With that a contract officially in force, the system will leverage SubCom’s 18kV power technology, meaning Firmina was designed to be the world’s longest cable capable of maintaining operations with single-end feed power, should there ever be a far-end fault.
According to the company, this single-end power source capability is a priority for customers like Google, as it reinforces the reliability and overall resilience of the system.
“As people and businesses have come to depend on digital services for many aspects of their lives, Firmina will improve access to Google services for users in South America,” said Bikash Koley, vp of global networking at Google Cloud, said in a blog post.
“With 12 fibre pairs, the cable will carry traffic quickly and securely between North and South America, giving users fast, low-latency access to Google products such as Search, Gmail and YouTube, as well as Google Cloud services.”
SubCom will manufacture the cable and equipment for Firmina at its recently expanded manufacturing campus in Newington, New Hampshire in the US throughout the rest of 2021 and into early 2022. Main lay installation operations are scheduled for summer 2022, with the system due to go live by the end of 2023.

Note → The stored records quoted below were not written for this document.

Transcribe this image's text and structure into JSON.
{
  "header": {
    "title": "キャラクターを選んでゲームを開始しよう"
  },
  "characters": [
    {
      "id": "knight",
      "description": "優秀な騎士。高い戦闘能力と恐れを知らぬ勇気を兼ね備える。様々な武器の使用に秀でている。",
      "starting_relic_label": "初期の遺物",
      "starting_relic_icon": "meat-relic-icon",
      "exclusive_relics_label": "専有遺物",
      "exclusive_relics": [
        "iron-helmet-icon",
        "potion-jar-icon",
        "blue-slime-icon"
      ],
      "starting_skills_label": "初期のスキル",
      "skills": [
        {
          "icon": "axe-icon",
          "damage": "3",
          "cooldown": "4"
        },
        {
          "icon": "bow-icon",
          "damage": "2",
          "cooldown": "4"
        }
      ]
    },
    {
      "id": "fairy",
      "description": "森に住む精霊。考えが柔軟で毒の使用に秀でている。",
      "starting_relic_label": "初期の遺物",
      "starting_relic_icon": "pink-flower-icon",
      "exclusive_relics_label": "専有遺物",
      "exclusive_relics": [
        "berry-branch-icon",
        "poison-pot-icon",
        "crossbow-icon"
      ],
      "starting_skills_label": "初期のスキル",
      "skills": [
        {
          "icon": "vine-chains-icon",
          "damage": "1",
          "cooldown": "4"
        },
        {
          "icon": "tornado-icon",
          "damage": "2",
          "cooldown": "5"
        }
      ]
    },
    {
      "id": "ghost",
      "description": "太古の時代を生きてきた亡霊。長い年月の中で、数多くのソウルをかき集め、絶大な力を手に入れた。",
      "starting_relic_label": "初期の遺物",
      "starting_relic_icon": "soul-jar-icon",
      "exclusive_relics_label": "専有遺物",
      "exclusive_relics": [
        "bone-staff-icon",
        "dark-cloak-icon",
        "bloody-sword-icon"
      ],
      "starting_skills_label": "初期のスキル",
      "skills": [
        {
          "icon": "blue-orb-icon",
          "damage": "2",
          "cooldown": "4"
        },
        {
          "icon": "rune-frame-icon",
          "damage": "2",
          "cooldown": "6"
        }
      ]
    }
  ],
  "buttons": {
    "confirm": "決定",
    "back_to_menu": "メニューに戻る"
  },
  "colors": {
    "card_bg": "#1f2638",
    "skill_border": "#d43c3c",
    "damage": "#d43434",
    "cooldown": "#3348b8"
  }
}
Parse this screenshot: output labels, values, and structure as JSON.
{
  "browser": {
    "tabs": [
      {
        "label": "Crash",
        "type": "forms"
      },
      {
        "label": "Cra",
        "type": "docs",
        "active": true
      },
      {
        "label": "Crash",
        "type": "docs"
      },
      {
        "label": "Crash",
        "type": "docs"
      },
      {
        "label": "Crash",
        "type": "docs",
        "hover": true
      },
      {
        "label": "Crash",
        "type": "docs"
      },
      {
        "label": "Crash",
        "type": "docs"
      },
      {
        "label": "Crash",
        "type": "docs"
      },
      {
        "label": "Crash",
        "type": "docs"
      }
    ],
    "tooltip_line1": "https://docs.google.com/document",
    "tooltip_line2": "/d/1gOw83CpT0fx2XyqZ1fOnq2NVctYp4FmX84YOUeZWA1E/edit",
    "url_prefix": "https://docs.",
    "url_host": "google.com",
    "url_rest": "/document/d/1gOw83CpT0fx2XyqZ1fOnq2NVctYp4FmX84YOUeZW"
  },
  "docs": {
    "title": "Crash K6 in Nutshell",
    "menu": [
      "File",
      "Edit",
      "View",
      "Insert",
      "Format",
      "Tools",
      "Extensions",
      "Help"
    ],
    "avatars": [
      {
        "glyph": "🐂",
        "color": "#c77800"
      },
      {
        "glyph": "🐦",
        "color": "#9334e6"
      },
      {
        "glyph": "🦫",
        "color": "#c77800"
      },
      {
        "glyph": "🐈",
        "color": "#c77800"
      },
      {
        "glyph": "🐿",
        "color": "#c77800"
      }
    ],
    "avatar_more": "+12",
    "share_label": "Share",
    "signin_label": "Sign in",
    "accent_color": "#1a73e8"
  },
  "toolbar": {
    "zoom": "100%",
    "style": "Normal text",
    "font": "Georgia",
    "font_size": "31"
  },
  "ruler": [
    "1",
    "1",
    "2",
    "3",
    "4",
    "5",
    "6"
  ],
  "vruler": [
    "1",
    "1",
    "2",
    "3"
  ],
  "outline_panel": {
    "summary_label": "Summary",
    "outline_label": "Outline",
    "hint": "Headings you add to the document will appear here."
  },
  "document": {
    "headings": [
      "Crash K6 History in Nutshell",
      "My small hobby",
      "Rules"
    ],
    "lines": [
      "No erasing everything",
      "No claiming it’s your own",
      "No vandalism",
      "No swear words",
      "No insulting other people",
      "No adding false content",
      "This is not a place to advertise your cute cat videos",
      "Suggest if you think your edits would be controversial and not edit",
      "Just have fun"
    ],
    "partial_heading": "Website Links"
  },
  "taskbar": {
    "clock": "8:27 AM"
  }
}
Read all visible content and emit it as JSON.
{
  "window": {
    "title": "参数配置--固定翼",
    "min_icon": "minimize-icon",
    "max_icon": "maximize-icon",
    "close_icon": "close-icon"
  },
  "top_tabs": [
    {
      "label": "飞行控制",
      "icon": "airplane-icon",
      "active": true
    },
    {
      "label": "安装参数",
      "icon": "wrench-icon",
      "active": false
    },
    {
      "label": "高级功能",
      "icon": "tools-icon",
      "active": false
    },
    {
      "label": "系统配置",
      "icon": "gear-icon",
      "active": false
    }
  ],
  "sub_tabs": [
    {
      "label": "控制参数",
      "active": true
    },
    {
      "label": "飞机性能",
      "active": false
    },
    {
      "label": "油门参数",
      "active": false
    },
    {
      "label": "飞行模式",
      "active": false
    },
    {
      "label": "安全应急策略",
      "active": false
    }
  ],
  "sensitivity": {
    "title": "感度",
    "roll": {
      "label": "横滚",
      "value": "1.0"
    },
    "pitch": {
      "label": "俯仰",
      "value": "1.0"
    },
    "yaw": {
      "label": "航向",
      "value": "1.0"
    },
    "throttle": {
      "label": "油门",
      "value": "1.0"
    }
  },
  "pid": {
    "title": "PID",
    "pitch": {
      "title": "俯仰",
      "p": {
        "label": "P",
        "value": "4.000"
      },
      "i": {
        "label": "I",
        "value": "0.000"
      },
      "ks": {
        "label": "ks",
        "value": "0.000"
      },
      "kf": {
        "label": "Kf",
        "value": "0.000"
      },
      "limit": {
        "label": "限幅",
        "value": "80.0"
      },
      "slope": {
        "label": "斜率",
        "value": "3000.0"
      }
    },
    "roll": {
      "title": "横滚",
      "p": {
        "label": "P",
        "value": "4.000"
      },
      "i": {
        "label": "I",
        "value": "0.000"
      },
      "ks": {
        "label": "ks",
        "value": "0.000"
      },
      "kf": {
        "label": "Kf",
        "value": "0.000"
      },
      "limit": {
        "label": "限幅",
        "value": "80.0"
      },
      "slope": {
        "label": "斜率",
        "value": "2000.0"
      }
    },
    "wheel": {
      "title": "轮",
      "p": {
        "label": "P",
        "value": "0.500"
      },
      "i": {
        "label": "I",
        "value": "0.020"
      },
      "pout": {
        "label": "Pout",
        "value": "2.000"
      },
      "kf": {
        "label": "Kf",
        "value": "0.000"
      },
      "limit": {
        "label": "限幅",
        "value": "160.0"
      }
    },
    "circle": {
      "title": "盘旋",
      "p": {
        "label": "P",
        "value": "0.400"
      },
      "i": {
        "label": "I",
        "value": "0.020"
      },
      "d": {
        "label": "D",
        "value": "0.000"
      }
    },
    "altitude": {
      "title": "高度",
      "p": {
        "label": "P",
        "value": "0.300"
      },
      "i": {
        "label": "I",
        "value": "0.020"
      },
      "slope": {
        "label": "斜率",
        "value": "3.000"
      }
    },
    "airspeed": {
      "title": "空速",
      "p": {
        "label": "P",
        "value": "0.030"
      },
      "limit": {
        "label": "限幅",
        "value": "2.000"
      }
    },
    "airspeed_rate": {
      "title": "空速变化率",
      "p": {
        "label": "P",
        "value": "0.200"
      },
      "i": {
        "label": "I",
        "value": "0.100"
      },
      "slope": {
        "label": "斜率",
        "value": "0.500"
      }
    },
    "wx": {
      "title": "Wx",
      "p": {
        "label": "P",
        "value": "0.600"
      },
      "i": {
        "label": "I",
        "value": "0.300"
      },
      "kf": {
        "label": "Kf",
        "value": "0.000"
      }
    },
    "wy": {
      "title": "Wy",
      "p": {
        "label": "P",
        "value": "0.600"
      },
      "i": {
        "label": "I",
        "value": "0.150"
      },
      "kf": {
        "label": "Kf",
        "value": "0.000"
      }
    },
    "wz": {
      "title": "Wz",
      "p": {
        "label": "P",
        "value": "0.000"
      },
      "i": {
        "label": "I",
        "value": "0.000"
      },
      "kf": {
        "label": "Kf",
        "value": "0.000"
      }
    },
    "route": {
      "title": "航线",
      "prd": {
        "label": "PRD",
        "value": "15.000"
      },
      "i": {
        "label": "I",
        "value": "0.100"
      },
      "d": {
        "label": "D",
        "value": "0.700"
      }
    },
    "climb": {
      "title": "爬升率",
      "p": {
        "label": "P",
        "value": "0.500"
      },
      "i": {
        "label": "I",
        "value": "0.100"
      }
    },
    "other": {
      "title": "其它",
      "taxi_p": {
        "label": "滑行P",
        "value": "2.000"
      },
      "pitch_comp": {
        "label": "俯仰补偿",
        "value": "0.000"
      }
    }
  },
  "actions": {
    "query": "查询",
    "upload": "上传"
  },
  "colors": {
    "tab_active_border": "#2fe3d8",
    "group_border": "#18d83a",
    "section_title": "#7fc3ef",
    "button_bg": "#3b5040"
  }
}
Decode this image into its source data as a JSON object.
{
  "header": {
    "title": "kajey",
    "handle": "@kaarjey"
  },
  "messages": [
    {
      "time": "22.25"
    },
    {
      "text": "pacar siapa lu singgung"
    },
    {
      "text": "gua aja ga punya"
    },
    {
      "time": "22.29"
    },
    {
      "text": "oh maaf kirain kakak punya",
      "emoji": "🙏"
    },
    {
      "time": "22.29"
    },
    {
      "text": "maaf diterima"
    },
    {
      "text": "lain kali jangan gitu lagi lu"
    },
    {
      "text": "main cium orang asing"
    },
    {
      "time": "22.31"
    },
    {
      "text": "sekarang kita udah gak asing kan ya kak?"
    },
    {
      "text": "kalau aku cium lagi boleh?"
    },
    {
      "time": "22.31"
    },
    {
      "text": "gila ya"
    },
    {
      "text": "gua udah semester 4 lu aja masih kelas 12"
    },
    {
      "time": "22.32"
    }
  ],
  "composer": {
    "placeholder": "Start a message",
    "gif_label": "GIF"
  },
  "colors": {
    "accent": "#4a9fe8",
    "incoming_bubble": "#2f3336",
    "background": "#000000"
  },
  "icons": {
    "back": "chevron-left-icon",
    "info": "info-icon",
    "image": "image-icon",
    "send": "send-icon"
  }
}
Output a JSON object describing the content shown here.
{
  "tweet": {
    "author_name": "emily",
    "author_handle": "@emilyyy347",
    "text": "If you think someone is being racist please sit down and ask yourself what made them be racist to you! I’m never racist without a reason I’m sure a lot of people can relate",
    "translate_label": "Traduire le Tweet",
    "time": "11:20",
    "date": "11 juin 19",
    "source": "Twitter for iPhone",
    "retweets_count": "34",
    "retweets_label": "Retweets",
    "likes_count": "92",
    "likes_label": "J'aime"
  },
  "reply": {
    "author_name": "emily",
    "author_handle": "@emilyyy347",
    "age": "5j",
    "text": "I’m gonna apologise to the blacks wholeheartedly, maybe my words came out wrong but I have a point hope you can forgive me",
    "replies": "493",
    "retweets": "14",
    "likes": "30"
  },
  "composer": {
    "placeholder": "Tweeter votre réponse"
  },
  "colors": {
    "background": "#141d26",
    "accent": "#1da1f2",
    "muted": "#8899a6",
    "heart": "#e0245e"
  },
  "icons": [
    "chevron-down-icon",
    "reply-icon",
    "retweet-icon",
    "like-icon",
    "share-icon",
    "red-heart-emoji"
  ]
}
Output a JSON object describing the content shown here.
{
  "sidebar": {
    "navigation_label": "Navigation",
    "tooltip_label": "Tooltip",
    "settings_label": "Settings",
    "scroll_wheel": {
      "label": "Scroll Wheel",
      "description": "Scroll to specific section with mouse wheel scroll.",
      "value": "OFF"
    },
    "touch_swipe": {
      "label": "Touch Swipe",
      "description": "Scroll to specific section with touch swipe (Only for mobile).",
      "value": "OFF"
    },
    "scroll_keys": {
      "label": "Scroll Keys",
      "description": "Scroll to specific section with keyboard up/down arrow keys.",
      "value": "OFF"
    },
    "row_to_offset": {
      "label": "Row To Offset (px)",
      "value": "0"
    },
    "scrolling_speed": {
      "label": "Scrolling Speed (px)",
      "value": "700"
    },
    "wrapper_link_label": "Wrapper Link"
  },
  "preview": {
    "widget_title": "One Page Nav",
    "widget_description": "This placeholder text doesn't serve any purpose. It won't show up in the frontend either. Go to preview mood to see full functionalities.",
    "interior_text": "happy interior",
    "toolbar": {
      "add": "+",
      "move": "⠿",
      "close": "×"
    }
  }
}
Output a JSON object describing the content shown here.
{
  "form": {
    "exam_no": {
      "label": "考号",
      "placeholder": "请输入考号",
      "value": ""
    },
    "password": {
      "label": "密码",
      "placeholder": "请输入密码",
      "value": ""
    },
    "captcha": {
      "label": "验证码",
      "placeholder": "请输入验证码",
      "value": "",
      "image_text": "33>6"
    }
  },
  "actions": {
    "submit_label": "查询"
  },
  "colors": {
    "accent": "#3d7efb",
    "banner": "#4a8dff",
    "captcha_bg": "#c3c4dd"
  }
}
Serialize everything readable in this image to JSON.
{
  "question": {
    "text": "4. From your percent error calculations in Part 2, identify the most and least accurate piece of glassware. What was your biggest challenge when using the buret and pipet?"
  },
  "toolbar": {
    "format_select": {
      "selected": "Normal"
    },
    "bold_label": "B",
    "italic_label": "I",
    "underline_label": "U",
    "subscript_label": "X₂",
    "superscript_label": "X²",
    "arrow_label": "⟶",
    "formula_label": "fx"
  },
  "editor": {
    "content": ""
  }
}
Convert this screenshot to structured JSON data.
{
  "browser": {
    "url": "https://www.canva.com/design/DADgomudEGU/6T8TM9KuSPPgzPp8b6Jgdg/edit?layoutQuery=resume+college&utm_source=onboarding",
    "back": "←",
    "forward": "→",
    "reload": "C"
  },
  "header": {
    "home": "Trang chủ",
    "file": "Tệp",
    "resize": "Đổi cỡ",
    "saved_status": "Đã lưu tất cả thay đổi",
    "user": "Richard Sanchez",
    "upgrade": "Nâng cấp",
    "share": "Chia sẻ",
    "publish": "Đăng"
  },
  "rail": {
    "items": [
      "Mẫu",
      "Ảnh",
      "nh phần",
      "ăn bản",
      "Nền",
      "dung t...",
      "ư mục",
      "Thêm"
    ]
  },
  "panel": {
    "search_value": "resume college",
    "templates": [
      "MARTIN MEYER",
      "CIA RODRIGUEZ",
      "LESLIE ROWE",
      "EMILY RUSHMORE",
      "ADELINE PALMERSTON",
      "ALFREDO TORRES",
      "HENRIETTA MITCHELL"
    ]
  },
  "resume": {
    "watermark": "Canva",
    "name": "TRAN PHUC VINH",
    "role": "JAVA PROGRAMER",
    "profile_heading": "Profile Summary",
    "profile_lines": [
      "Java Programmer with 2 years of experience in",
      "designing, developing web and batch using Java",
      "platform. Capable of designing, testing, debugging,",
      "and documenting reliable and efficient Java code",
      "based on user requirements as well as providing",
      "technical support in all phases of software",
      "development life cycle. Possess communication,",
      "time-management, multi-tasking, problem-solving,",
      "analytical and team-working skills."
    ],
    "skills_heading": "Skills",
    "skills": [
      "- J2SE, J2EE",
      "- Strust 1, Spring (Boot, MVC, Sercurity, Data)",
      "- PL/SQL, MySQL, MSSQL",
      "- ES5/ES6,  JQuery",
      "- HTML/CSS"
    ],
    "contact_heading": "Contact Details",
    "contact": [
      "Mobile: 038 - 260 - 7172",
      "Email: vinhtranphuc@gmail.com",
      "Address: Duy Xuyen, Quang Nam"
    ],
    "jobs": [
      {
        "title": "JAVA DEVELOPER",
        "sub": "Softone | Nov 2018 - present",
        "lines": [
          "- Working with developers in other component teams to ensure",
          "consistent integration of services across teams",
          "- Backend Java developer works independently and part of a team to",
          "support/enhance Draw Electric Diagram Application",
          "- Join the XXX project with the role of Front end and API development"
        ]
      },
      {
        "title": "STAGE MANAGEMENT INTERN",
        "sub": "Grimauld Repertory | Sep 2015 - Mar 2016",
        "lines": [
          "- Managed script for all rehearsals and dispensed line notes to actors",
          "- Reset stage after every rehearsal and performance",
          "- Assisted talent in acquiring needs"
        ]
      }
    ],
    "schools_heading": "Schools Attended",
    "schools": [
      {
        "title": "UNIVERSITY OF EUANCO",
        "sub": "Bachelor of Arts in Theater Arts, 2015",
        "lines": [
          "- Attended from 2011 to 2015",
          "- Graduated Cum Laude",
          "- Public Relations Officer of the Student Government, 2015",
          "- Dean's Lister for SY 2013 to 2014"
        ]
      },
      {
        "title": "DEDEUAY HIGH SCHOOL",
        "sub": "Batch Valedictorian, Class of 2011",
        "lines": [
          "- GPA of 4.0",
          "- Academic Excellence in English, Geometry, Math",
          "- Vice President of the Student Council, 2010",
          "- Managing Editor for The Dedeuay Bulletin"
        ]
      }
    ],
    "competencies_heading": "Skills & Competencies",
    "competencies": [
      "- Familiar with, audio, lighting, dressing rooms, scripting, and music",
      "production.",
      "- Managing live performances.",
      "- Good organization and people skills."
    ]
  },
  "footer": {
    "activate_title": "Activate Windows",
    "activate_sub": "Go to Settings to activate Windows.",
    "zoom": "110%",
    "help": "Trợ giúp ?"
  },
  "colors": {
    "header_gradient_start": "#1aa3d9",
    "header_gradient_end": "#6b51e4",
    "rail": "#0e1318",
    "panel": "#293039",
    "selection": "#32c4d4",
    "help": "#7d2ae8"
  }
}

“It is our privilege to once again partner with Google to supply a high-speed, high-capacity undersea cable system that will encompass some of the most advanced transmission technologies in the world,” said David Coughlan, CEO of SubCom.
“Our organisation is built to take on the connectivity challenges that our customers present to us regularly. Having invested heavily in our R&D and manufacturing capabilities, SubCom is able to develop systems that meet the exacting demands of the world’s most active service providers, and to leverage the industry’s most advanced fleet of cable ships to deploy them.”
In true Google fashion, the cable is named after Maria Firmina dos Reis, a Brazilian abolitionist, considered Brazil’s first novelist, whose 1859 novel, Úrsula, depicted life for Afro-Brazilians under slavery.